En días recientes hablaba con mi amigo Roberto Casanova, uno de los intelectuales más lúcidos del país, acerca del significado político y social del zarpazo que pretenden dar Nicolás Maduro y su camarilla, al tratar de desconocer la voluntad del pueblo expresada en las urnas electorales el domingo 28 de julio. Llegamos a la siguiente conclusión: de concretarse el desconocimiento de la soberanía popular, el régimen político instalado en Miraflores hace más de un cuarto de siglo, habría entrado en una fase diferente a la vivida a lo largo de toda esta etapa. El modelo político habría dejado definitivamente de ser populista revolucionario –de acuerdo con la terminología de Andrés Benavente y Julio Alberto Cirino en el libro La democracia defraudada– y se habría convertido en uno dictatorial con maquillaje electoral, al estilo del esquema impuesto por Vladimir Putin en Rusia, Daniel Ortega en Nicaragua y Aleksandr Lukashenko en Bielorrusia.

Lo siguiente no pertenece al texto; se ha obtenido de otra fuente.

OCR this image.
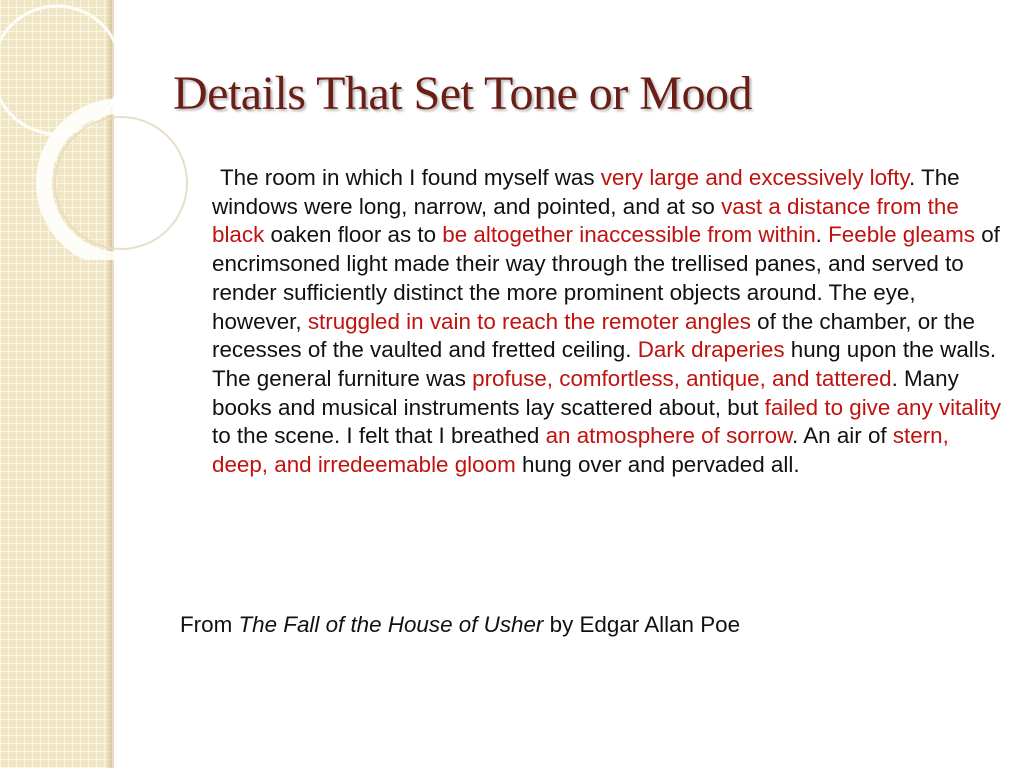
Details That Set Tone or Mood

The room in which I found myself was very large and excessively lofty. The windows were long, narrow, and pointed, and at so vast a distance from the black oaken floor as to be altogether inaccessible from within. Feeble gleams of encrimsoned light made their way through the trellised panes, and served to render sufficiently distinct the more prominent objects around. The eye, however, struggled in vain to reach the remoter angles of the chamber, or the recesses of the vaulted and fretted ceiling. Dark draperies hung upon the walls. The general furniture was profuse, comfortless, antique, and tattered. Many books and musical instruments lay scattered about, but failed to give any vitality to the scene. I felt that I breathed an atmosphere of sorrow. An air of stern, deep, and irredeemable gloom hung over and pervaded all.

From The Fall of the House of Usher by Edgar Allan Poe
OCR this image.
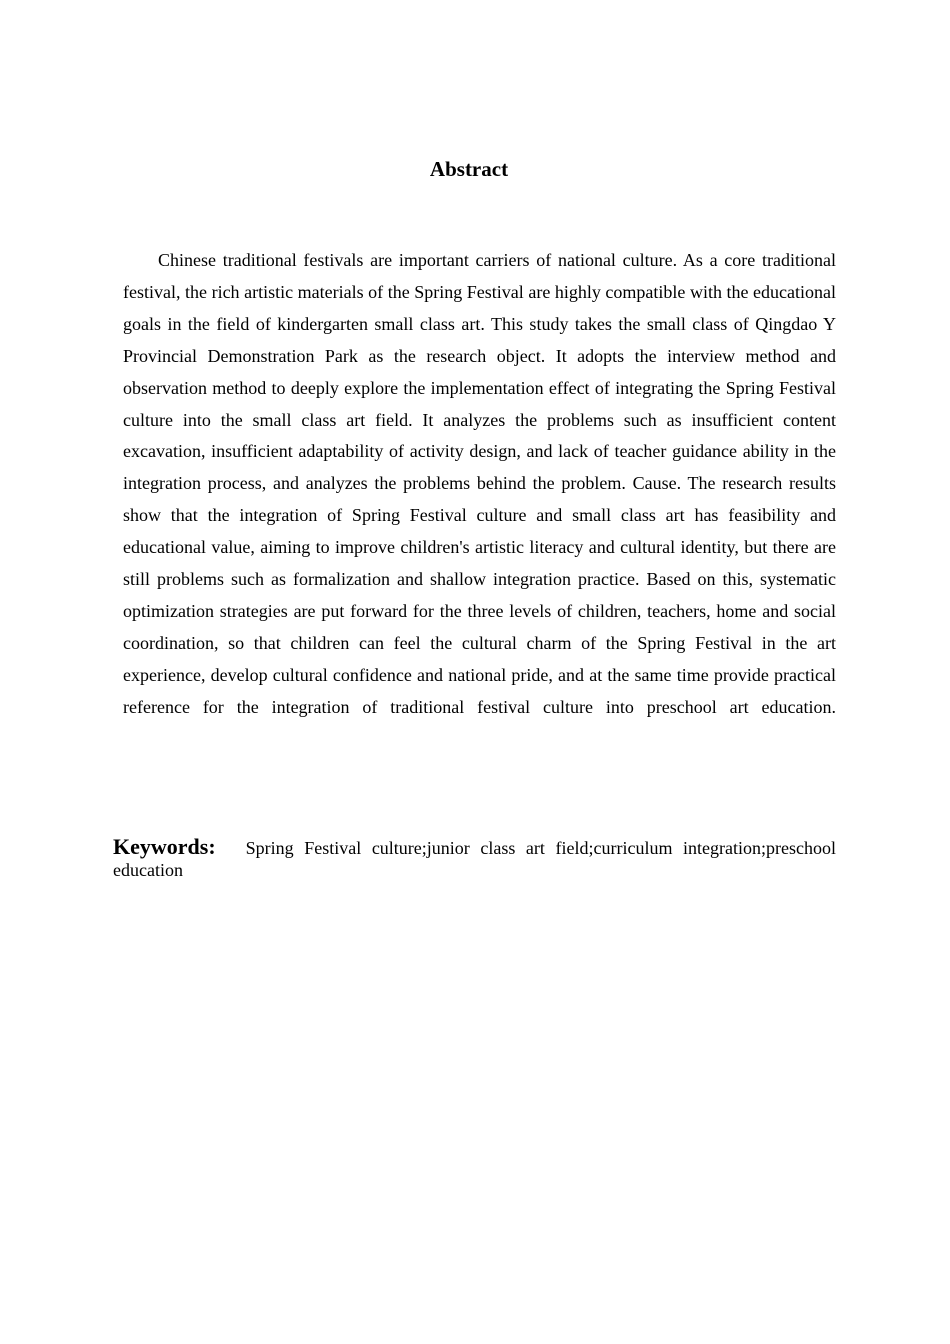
Abstract

Chinese traditional festivals are important carriers of national culture. As a core traditional festival, the rich artistic materials of the Spring Festival are highly compatible with the educational goals in the field of kindergarten small class art. This study takes the small class of Qingdao Y Provincial Demonstration Park as the research object. It adopts the interview method and observation method to deeply explore the implementation effect of integrating the Spring Festival culture into the small class art field. It analyzes the problems such as insufficient content excavation, insufficient adaptability of activity design, and lack of teacher guidance ability in the integration process, and analyzes the problems behind the problem. Cause. The research results show that the integration of Spring Festival culture and small class art has feasibility and educational value, aiming to improve children's artistic literacy and cultural identity, but there are still problems such as formalization and shallow integration practice. Based on this, systematic optimization strategies are put forward for the three levels of children, teachers, home and social coordination, so that children can feel the cultural charm of the Spring Festival in the art experience, develop cultural confidence and national pride, and at the same time provide practical reference for the integration of traditional festival culture into preschool art education.

Keywords: Spring Festival culture;junior class art field;curriculum integration;preschool education
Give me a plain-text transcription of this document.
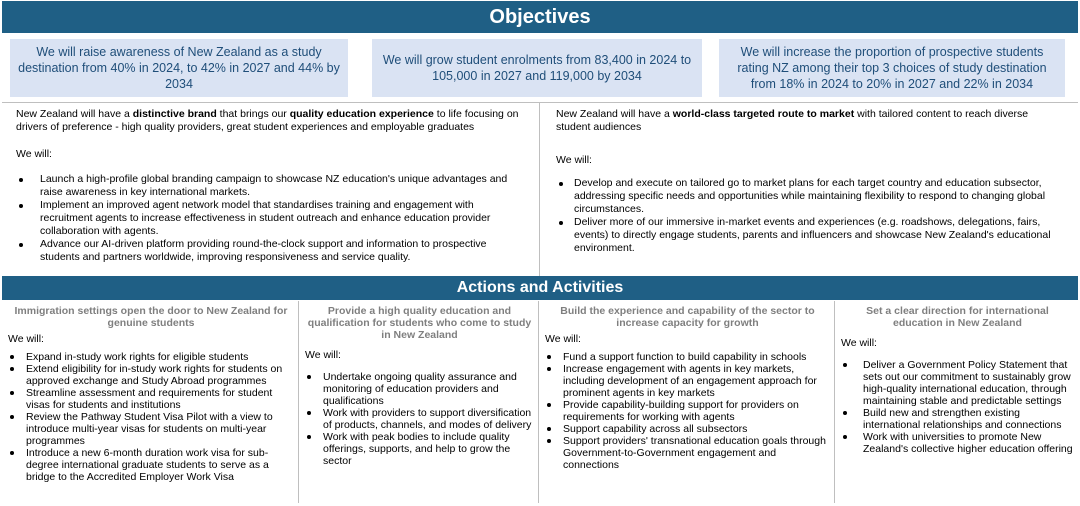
Objectives
We will raise awareness of New Zealand as a study destination from 40% in 2024, to 42% in 2027 and 44% by 2034
We will grow student enrolments from 83,400 in 2024 to 105,000 in 2027 and 119,000 by 2034
We will increase the proportion of prospective students rating NZ among their top 3 choices of study destination from 18% in 2024 to 20% in 2027 and 22% in 2034
New Zealand will have a distinctive brand that brings our quality education experience to life focusing on drivers of preference - high quality providers, great student experiences and employable graduates
We will:
Launch a high-profile global branding campaign to showcase NZ education's unique advantages and raise awareness in key international markets.
Implement an improved agent network model that standardises training and engagement with recruitment agents to increase effectiveness in student outreach and enhance education provider collaboration with agents.
Advance our AI-driven platform providing round-the-clock support and information to prospective students and partners worldwide, improving responsiveness and service quality.
New Zealand will have a world-class targeted route to market with tailored content to reach diverse student audiences
We will:
Develop and execute on tailored go to market plans for each target country and education subsector, addressing specific needs and opportunities while maintaining flexibility to respond to changing global circumstances.
Deliver more of our immersive in-market events and experiences (e.g. roadshows, delegations, fairs, events) to directly engage students, parents and influencers and showcase New Zealand's educational environment.
Actions and Activities
Immigration settings open the door to New Zealand for genuine students
We will:
Expand in-study work rights for eligible students
Extend eligibility for in-study work rights for students on approved exchange and Study Abroad programmes
Streamline assessment and requirements for student visas for students and institutions
Review the Pathway Student Visa Pilot with a view to introduce multi-year visas for students on multi-year programmes
Introduce a new 6-month duration work visa for sub-degree international graduate students to serve as a bridge to the Accredited Employer Work Visa
Provide a high quality education and qualification for students who come to study in New Zealand
We will:
Undertake ongoing quality assurance and monitoring of education providers and qualifications
Work with providers to support diversification of products, channels, and modes of delivery
Work with peak bodies to include quality offerings, supports, and help to grow the sector
Build the experience and capability of the sector to increase capacity for growth
We will:
Fund a support function to build capability in schools
Increase engagement with agents in key markets, including development of an engagement approach for prominent agents in key markets
Provide capability-building support for providers on requirements for working with agents
Support capability across all subsectors
Support providers' transnational education goals through Government-to-Government engagement and connections
Set a clear direction for international education in New Zealand
We will:
Deliver a Government Policy Statement that sets out our commitment to sustainably grow high-quality international education, through maintaining stable and predictable settings
Build new and strengthen existing international relationships and connections
Work with universities to promote New Zealand's collective higher education offering
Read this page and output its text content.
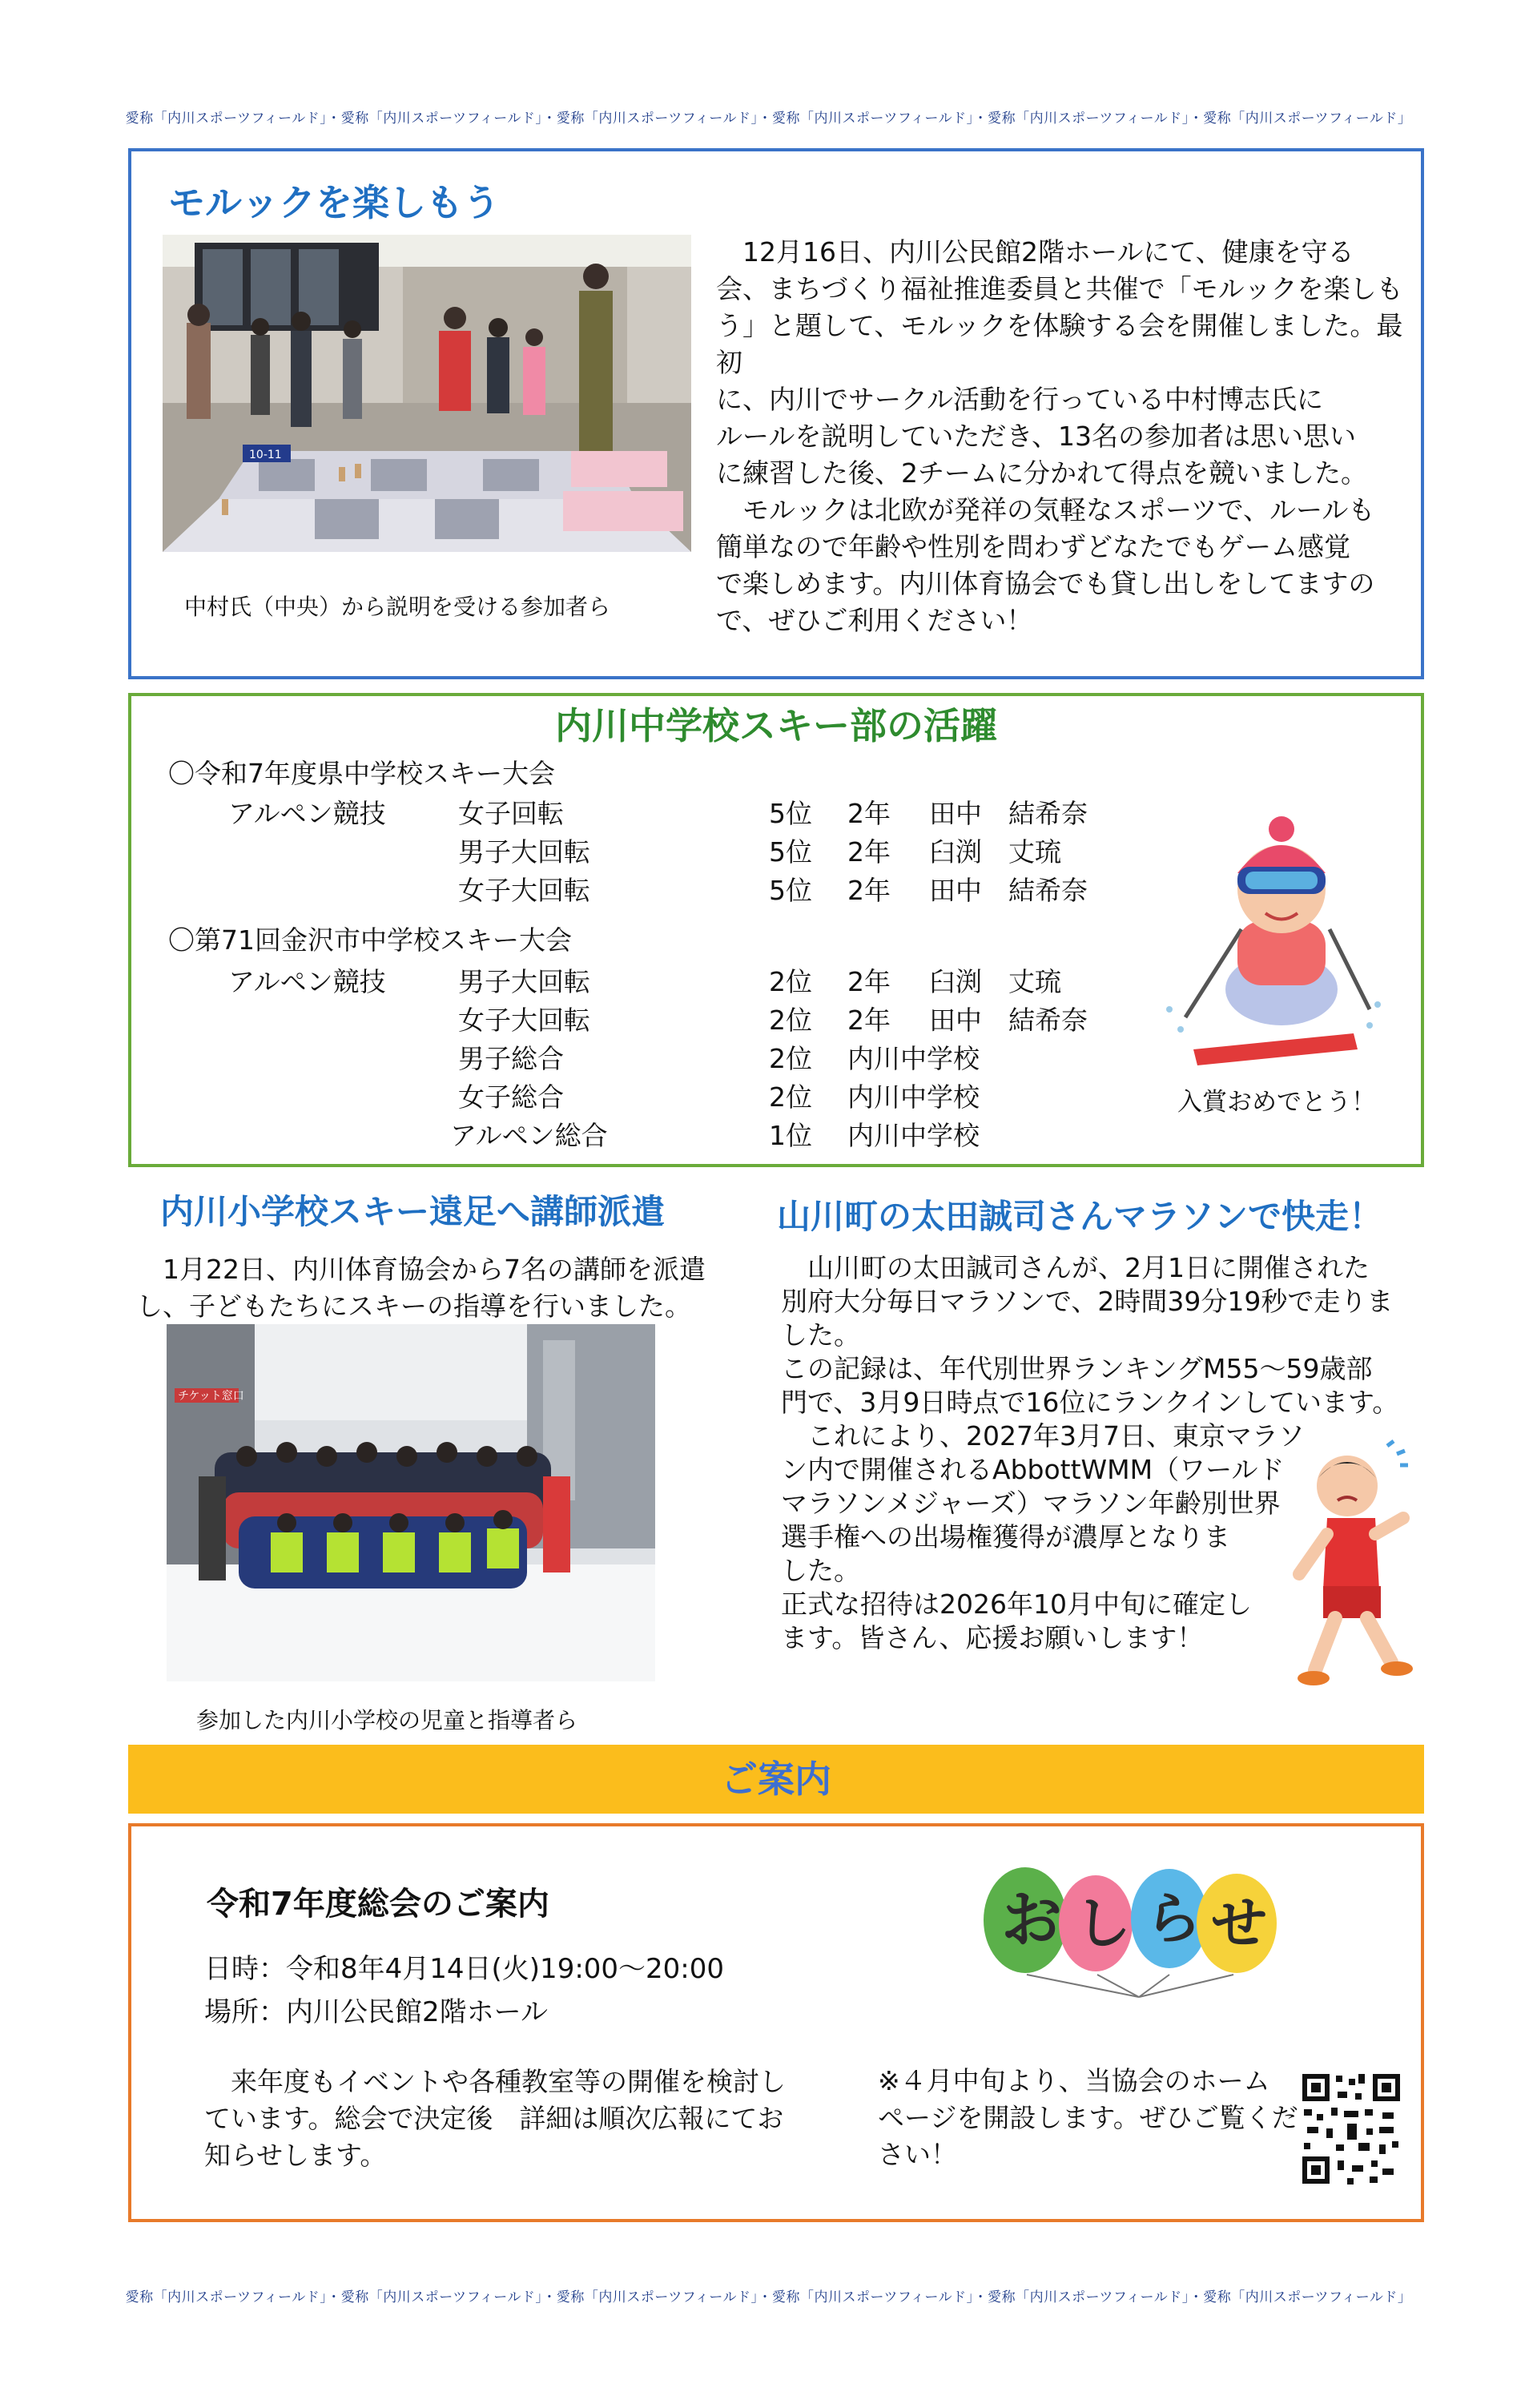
愛称「内川スポーツフィールド」・愛称「内川スポーツフィールド」・愛称「内川スポーツフィールド」・愛称「内川スポーツフィールド」・愛称「内川スポーツフィールド」・愛称「内川スポーツフィールド」
モルックを楽しもう
10-11
中村氏（中央）から説明を受ける参加者ら
　12月16日、内川公民館2階ホールにて、健康を守る
会、まちづくり福祉推進委員と共催で「モルックを楽しも
う」と題して、モルックを体験する会を開催しました。最初
に、内川でサークル活動を行っている中村博志氏に
ルールを説明していただき、13名の参加者は思い思い
に練習した後、2チームに分かれて得点を競いました。
　モルックは北欧が発祥の気軽なスポーツで、ルールも
簡単なので年齢や性別を問わずどなたでもゲーム感覚
で楽しめます。内川体育協会でも貸し出しをしてますの
で、ぜひご利用ください！
内川中学校スキー部の活躍
〇令和7年度県中学校スキー大会
アルペン競技	女子回転	5位 2年 田中　結希奈
男子大回転	5位 2年 臼渕　丈琉
女子大回転	5位 2年 田中　結希奈
〇第71回金沢市中学校スキー大会
アルペン競技	男子大回転	2位 2年 臼渕　丈琉
女子大回転	2位 2年 田中　結希奈
男子総合	2位 内川中学校
女子総合	2位 内川中学校
アルペン総合	1位 内川中学校
入賞おめでとう！
内川小学校スキー遠足へ講師派遣
　1月22日、内川体育協会から7名の講師を派遣
し、子どもたちにスキーの指導を行いました。
チケット窓口
参加した内川小学校の児童と指導者ら
山川町の太田誠司さんマラソンで快走！
　山川町の太田誠司さんが、2月1日に開催された
別府大分毎日マラソンで、2時間39分19秒で走りま
した。
この記録は、年代別世界ランキングM55～59歳部
門で、3月9日時点で16位にランクインしています。
　これにより、2027年3月7日、東京マラソ
ン内で開催されるAbbottWMM（ワールド
マラソンメジャーズ）マラソン年齢別世界
選手権への出場権獲得が濃厚となりま
した。
正式な招待は2026年10月中旬に確定し
ます。皆さん、応援お願いします！
ご案内
令和7年度総会のご案内
日時：令和8年4月14日(火)19:00～20:00
場所：内川公民館2階ホール
　来年度もイベントや各種教室等の開催を検討し
ています。総会で決定後　詳細は順次広報にてお
知らせします。
お し ら せ
※４月中旬より、当協会のホーム
ページを開設します。ぜひご覧くだ
さい！
愛称「内川スポーツフィールド」・愛称「内川スポーツフィールド」・愛称「内川スポーツフィールド」・愛称「内川スポーツフィールド」・愛称「内川スポーツフィールド」・愛称「内川スポーツフィールド」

El proyecto nacional populista de Hugo Chávez contó durante sus inicios y hasta el final de la vida del caudillo, con un sólido apoyo popular. Por esa razón, Chávez pudo “refundar la República” (tal como resumía su consigna en la campaña de 1998), convocar la Constituyente de 1999, demoler el orden establecido y organizar un esquema personalista, centralista y militarista, en el cual él era el núcleo central de todo ese andamiaje. Su estrecha conexión con un grueso sector de la población le permitió ser autoritario sin perder la legitimidad de origen, pues ganó todas las elecciones a las cuales se presentó, y mantener siempre una elevada representatividad. Era, sin duda, un líder carismático con profundo arraigo popular. Parte de ese respaldo logró transmitírselo, luego de su muerte, a Nicolás Maduro, su heredero.
Sin embargo, el delfín en un período muy corto se las ingenió para acabar con el carácter de masas del movimiento político fundado por Chávez. Ya de ese rasgo queda muy poco, lo único que persiste son las huellas personalistas y militaristas del Estado levantado por el chavismo, luego de la destrucción de la democracia nacida tras la firma del Pacto de Puntofijo, que tuvo una vida de cuarenta años.
La destrucción de las estatuas de Chávez por muchos de quienes habían creído en su proyecto, representa una metáfora del final de ese ciclo en el cual el jefe de la revolución bolivariana simbolizaba las aspiraciones populares. Ahora, el líder del 4-F representa la expresión de un proyecto fracasado que condujo a la ruina económica y social del país, al desmantelamiento del orden democrático y republicano, y al envilecimiento moral de la nación por la forma como se ha extendido la corrupción.
El chavismo originario en las filas del gobierno fue expulsado, siendo sustituido por el madurismo, una versión más dañina, perversa, a la que no le importa mucho la legitimidad de origen, la conexión con las grandes mayorías, ni con las clases populares. Para su permanencia en el poder, prefiere apoyarse en el aparato represivo que ha montado, compuesto por la Fuerza Armada Nacional, la Policía Nacional Bolivariana y los grupos paramilitares, llamados “colectivos”, de modo eufemístico. Junto a la maquinaria armada también levantó las otras instituciones del Estado que lo apuntalan: el TSJ, la Asamblea Nacional, el CNE y la Fiscalía.
A partir del férreo control sobre todo ese aparataje, el madurismo, sin importarle la opinión de la inmensa mayoría de los electores, ni lo que dicen las urnas de votación, aspira a permanecer en el poder, aunque haya perdido por abrumadora diferencia la consulta del 28J, frente al tándem formado por Edmundo González y María Corina.
Ahora los venezolanos estamos padeciendo en carne propia las consecuencias de la reelección indefinida y su secuela inevitable: la eliminación de los órganos que sirven de contrapeso institucional. Edmundo González y la Plataforma Unitaria no cuentan con ninguna instancia arbitral ante la cual acudir para denunciar y revertir el despojo del cual ha sido objeto el pueblo, luego de elegir por amplia mayoría a Edmundo González como nuevo presidente de la República.
El desmoronamiento de las imágenes de Chávez sintetiza la destrucción de Venezuela en todos los órdenes y la manera como, sobre los escombros de esas estatuas, se ha erigido un grupo arrogante, impopular, inepto y corrupto que pretende ejercer indefinidamente el poder, sin contar con los votos ni con el respaldo popular. Es decir, sin tener legitimidad ni representatividad.
A los venezolanos nos corresponde seguir luchando, con los instrumentos que poseemos, para impedir que la usurpación se materialice. El domingo 28 salimos a votar con esperanza y entusiasmo. En esa tónica debemos mantenernos.